If you've had it with singer/songwriters, you’re not alone: John Ralston’s right there with you. Even though his name appears in big print on every one of his releases, Ralston would rather be viewed as a member of his touring band than seem like an artist obsessed with his own creations. He has a similarly uneasy relationship with his hometown of Lake Worth, Fla. He’s not about to distance himself from his state-of-origin, but he knows the Sunshine State has bred more than its share of the nation’s sonic sore spots.
Ralston sits somewhere between neo-folk and straight-laced alt.pop, and while his albums are usually either flooded with guest musicians or almost entirely devoid of them, all of them showcase the guitarist’s commitment to “letting the songs write themselves.” The tracks are never micromanaged and always organic.
His songs get a chance to display their freewill every time Ralston takes the stage. Stripped of electronic loops and keyboard accoutrements, they’re allowed to become something close to rock anthems.
In between sips of coffee, Ralston spoke with us about his nightmarish experience with a major label, “loudness wars” and flattering comparisons.
Before your solo career, your band Legends of Rodeo was signed to a major label. What happened after that?
It was the classic story where once you sign to a big label, you fall into a trap. The expectations that are placed on you kill the reason you started playing music in the first place.
How did you regain your inspiration?
I ended up working with engineer Michael Seaman and we actually recorded [2006’s] Needle Bed in about a week. Then pretty quickly after that I ended up recording 12 other songs with [Wilco’s] Jay Bennett. Recording with them kind of gave me a new life and opened some doors. It was an eye-opening experience and it made music fun again.
Do you think being from Florida can be a disadvantage?
Maybe so. I don't really know what Florida’s known for. We’ve had metal bands come out of here, and of course Miami’s got all the great Latin music. We’ve also got 2 Live Crew. Florida’s produced good, bad and awful bands. Maybe I shouldn’t say I’m from Florida just because it’s too much of a crap shoot.
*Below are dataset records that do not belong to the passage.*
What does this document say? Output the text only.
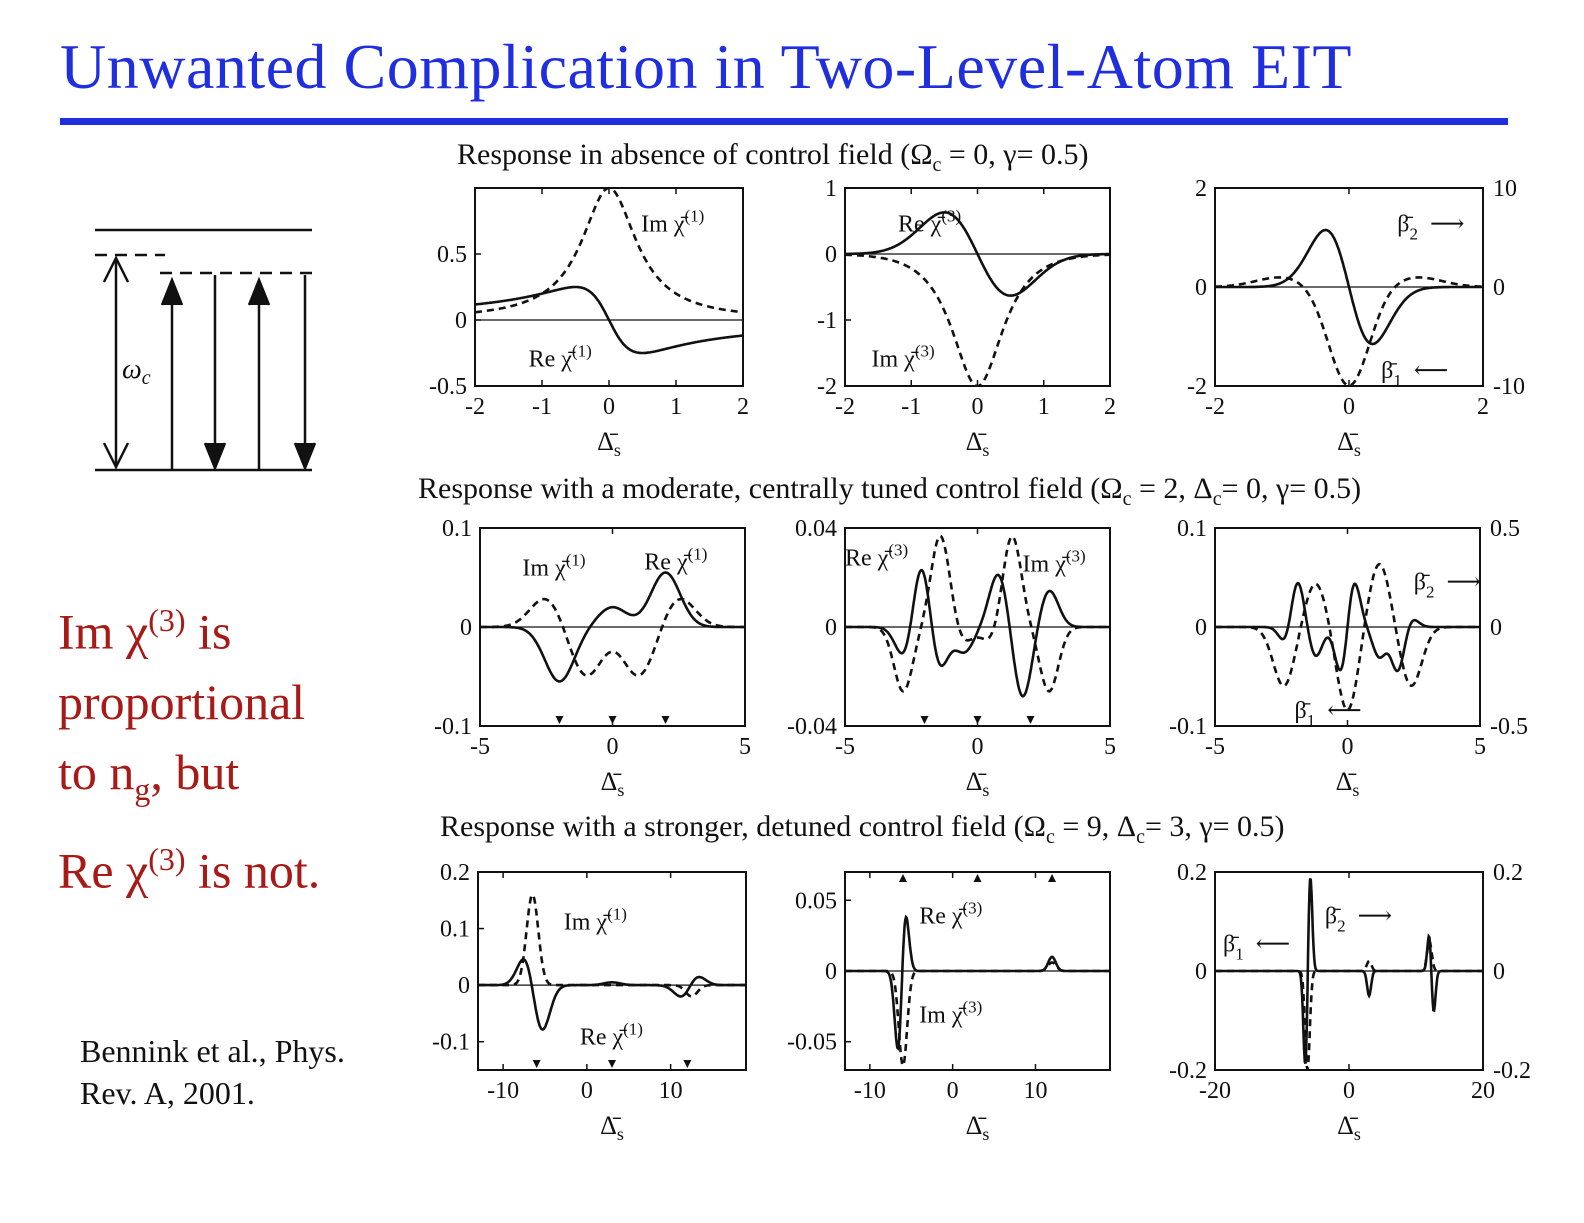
Unwanted Complication in Two-Level-Atom EIT
Response in absence of control field ($\Omega_c = 0$, γ= 0.5)
Response with a moderate, centrally tuned control field ($\Omega_c = 2$, $\Delta_c= 0$, γ= 0.5)
Response with a stronger, detuned control field ($\Omega_c = 9$, $\Delta_c= 3$, γ= 0.5)
Im $\chi^{(3)}$ is
proportional
to $n_g$, but
Re $\chi^{(3)}$ is not.
Bennink et al., Phys.
Rev. A, 2001.
$\omega_c$
-2 -1 0 1 2
0.5
0
-0.5
$\Deltā_s$
Im χ̄$^{(1)}$
Re χ̄$^{(1)}$
-2 -1 0 1 2
1
0
-1
-2
$\Deltā_s$
Re χ̄$^{(3)}$
Im χ̄$^{(3)}$
-2	0	2
2
0
-2
10
0
-10
$\Deltā_s$
$\betā_2$ ⟶
$\betā_1$ ⟵
-5	0	5
0.1
0
-0.1
$\Deltā_s$
Im χ̄$^{(1)}$ Re χ̄$^{(1)}$
-5	0	5
0.04
0
-0.04
$\Deltā_s$
Re χ̄$^{(3)}$
Im χ̄$^{(3)}$
-5	0	5
0.1
0
-0.1
0.5
0
-0.5
$\Deltā_s$
$\betā_2$ ⟶
$\betā_1$ ⟵
-10	0	10
0.2
0.1
0
-0.1
$\Deltā_s$
Im χ̄$^{(1)}$
Re χ̄$^{(1)}$
-10	0	10
0.05
0
-0.05
$\Deltā_s$
Re χ̄$^{(3)}$
Im χ̄$^{(3)}$
-20	0	20
0.2
0
-0.2
0.2
0
-0.2
$\Deltā_s$
$\betā_1$ ⟵
$\betā_2$ ⟶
Your latest full-length release, Sorry Vampire, has a lot of bells and whistles. How do you decide how much instrumentation is enough without going overboard?
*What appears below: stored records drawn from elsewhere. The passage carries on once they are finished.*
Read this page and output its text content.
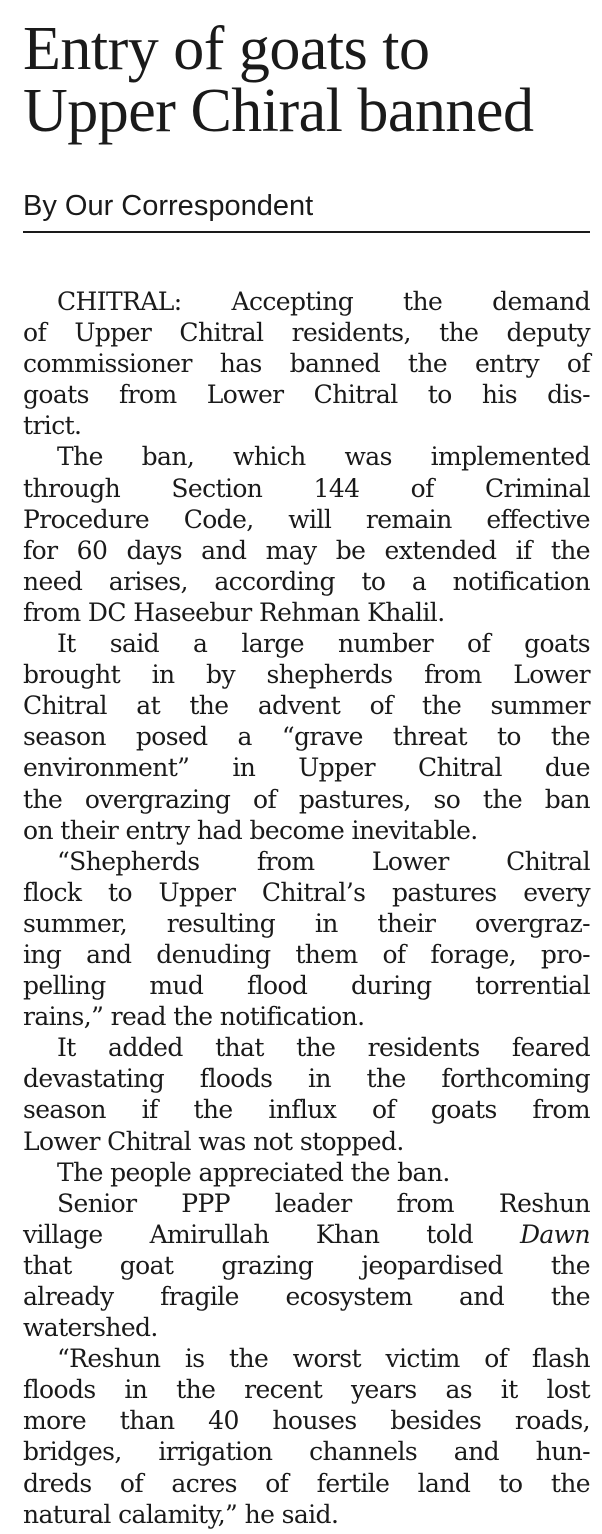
Entry of goats to
Upper Chiral banned
By Our Correspondent

CHITRAL: Accepting the demand
of Upper Chitral residents, the deputy
commissioner has banned the entry of
goats from Lower Chitral to his dis-
trict.

The ban, which was implemented
through Section 144 of Criminal
Procedure Code, will remain effective
for 60 days and may be extended if the
need arises, according to a notification
from DC Haseebur Rehman Khalil.

It said a large number of goats
brought in by shepherds from Lower
Chitral at the advent of the summer
season posed a “grave threat to the
environment” in Upper Chitral due
the overgrazing of pastures, so the ban
on their entry had become inevitable.

“Shepherds from Lower Chitral
flock to Upper Chitral’s pastures every
summer, resulting in their overgraz-
ing and denuding them of forage, pro-
pelling mud flood during torrential
rains,” read the notification.

It added that the residents feared
devastating floods in the forthcoming
season if the influx of goats from
Lower Chitral was not stopped.

The people appreciated the ban.

Senior PPP leader from Reshun
village Amirullah Khan told Dawn
that goat grazing jeopardised the
already fragile ecosystem and the
watershed.

“Reshun is the worst victim of flash
floods in the recent years as it lost
more than 40 houses besides roads,
bridges, irrigation channels and hun-
dreds of acres of fertile land to the
natural calamity,” he said.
Our method with Sorry Vampire was to leave no stone unturned. We didn’t stop with guitar, vocals, bass and drums, we kept going with each song until we felt it was done. We threw the kitchen sink at this record and I think we tried to bring dynamics back.
What do you mean you brought dynamics back?
Me and Charles Dye, who worked with me on the record, are really going against this trend where bands are compressing the fuck out of their albums so that all you hear is solid loudness. There’s like a loudness war going on and it’s unlistenable to me. On our record, the quiet parts are quiet and the loud parts are loud, and if you want to hear something with more volume, just turn it up.
How do you feel about being considered a singer/songwriter?
I don't feel like I’m a part of that whole thing. I have my name on the cover of my records, but I don't feel like I've gotta sit with an acoustic guitar and sing or whatever. Sometimes I wish I would have named it something stupid instead of my name because there are times when people say, Ugh, another singer/songwriter. But once they hear the music, they don’t think that anymore.
You’ve been likened to some pretty prestigious solo artists, most notably Elliott Smith. What’s your reaction to those comparisons?
It’s always nice to hear. I think as far as Elliott Smith and I, we both probably really love The Beatles and that’s where a lot of our similarities come from. It's flattering whenever you’re compared with anybody that writes good songs that aren’t just pop hits.